Population musulmane ayant choisi, après la chute d’Al-Andalus en 1492, de rester en Espagne, les Morisques du pays ibérique étaient installés dans plusieurs régions, comme Grenade ou encore Valence. Mais en 1609, ils sont contraints d’abandonner leurs terres et de quitter l’Espagne suite à un décret promulgué par le roi Philippe III.

Ces expulsions avaient touché entre 120 000 et 130 000 personnes sur une population d'environ 400 000. Des milliers de Morisques avaient été tués dans des affrontements précédant le refoulement, d’autres assassinés près des ports alors que leurs enfants avaient été enlevés. Certains devaient aussi se convertir au christianisme pour rester en Espagne.

Conséquence de l’accomplissement de la Reconquista, l’exode morisque n’était pas seulement à destination du Maroc qui avait accueilli à bras ouverts des milliers d’hommes, dont ceux qui fonderont la République de Salé. Certains Morisques avaient préféré s’établir en France. Mais deux ans après les édits d’expulsions de Philippe III, la France procèdera elle aussi, à l’expulsion de Morisques venus s’installer sur ses terres.

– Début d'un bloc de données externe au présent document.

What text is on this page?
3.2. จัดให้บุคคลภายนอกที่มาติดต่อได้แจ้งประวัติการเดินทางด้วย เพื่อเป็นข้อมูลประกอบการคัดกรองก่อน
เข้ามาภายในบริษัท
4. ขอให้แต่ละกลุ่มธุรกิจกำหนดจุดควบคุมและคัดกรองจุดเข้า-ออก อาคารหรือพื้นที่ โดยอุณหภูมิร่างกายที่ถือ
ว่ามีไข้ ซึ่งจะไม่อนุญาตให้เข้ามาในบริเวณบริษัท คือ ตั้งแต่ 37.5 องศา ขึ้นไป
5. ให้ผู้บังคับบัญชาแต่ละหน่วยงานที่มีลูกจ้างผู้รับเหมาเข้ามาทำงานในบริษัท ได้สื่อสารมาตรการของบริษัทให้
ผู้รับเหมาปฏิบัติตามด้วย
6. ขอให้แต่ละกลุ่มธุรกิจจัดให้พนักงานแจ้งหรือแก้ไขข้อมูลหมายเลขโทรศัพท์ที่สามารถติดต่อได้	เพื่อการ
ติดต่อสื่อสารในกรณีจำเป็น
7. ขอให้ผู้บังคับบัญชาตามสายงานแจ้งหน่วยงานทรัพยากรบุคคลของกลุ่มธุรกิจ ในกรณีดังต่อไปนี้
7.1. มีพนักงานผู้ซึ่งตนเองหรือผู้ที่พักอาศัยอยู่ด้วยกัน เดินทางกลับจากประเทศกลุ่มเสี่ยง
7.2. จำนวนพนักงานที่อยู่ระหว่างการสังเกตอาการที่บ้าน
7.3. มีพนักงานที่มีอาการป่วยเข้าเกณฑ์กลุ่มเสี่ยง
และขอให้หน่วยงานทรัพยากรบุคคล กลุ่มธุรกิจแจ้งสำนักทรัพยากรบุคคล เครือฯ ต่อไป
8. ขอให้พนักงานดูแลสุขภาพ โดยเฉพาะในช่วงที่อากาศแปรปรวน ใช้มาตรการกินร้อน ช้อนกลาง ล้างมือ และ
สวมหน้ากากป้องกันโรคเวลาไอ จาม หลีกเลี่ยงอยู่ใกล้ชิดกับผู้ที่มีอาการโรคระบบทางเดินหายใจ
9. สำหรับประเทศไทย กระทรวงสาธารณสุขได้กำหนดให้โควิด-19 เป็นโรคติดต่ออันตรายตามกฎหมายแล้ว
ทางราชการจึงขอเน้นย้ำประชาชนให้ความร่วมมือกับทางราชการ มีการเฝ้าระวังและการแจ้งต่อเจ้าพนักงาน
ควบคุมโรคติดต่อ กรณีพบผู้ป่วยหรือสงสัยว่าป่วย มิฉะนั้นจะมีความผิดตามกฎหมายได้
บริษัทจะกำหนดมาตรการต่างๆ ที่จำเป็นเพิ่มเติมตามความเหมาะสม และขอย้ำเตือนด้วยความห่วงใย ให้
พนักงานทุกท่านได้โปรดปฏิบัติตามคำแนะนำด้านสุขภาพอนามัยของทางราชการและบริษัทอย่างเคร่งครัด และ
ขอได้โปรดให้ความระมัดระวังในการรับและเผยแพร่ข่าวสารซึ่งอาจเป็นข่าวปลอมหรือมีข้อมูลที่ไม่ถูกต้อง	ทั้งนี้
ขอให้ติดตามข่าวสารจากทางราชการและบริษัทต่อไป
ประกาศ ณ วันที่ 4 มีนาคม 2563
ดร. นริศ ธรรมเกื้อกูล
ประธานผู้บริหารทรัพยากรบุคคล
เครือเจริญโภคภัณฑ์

HISTORIQUE 3: les Acadiens

En 1753, avec l’arrivée de Charles Lawrence comme lieutenant-gouverneur, l’attitude des Anglais envers les Acadiens se durcit. Leur présence est perçue comme une menace et un frein à l’établissement d’une colonie britannique. En 1754, la reprise de la guerre contre les Français en Amérique incite Lawrence à mettre son plan à exécution : déloger les Acadiens pour céder leurs terres à des sujets britanniques. À cette époque, l’expulsion d’une communauté au lendemain d’une conquête n’est pas une mesure exceptionnelle. Ce qui caractérise cette déportation est le fait qu’elle a lieu plus de 40 ans après la conquête de l’Acadie par la Grande-Bretagne et que les Acadiens sont des sujets britanniques depuis 1713.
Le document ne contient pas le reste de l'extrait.